Similar to ADHD, ADD is thought to affect between 3% and 5% of school-aged children, according to the Optometrists Network. It is unclear how many adults are suffer.
What is dyspraxia?
Dyspraxia is a developmental coordination disorder that affects movement, according to the Dyspraxia Foundation.
It is thought to come about due to a disruption in the way messages from the brain are sent around the body, preventing tasks from being carried out in a “smooth” way.
Dyspraxia is said to affect up to one in 10 people in the UK to some extent, with 2% suffering severely, Foundation for People with Learning Difficulties statistics show.
Worldwide, 6% of children are thought to suffer to some degree, according to the Dyspraxia Foundation USA.
Boys are said to be up to four times more likely to suffer than girls, NHS statistics show.
Signs may be obvious in babies or toddlers, with them often taking longer to crawl, walk or feed themselves.

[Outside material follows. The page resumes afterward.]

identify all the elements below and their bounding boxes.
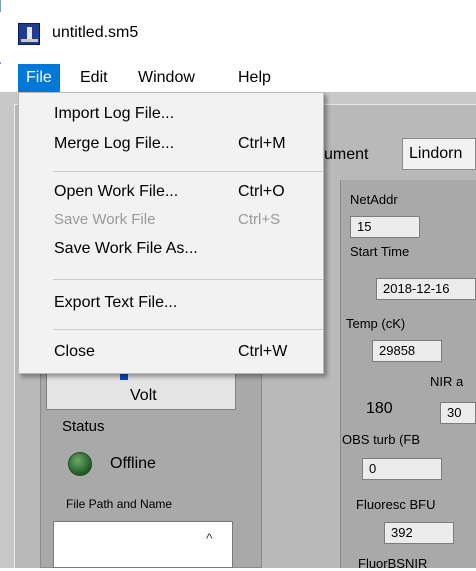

Children may then struggle to write, type, play or ride a bike, while adults may find it difficult to drive or do DIY.
Some patients also find their speech is affected. They may also struggle to concentrate, follow instructions or pick up new skills.
All this can make it difficult for a sufferer to get by at school or in the workplace, according to the Dyspraxia Foundation.
They may also struggle socially, with dyspraxia being linked to ADHD, dyslexia and autism.
Some dyspraxia patients also suffer from poor memory, perception or the processing of information, which can make it difficult for them to plan their time.
Dyspraxia’s cause is known and likely complex, with coordination involving many different parts of the brain.
It has been linked to being born premature or of a low birthweight, as well as a family history of the condition or drug use during pregnancy.
The condition can also come about as a result of a stroke or a head injury.
Dyspraxia has no cure. Children may be taught how to break difficult movements up into “smaller parts”.
Many then find they “grow out” of the condition with age.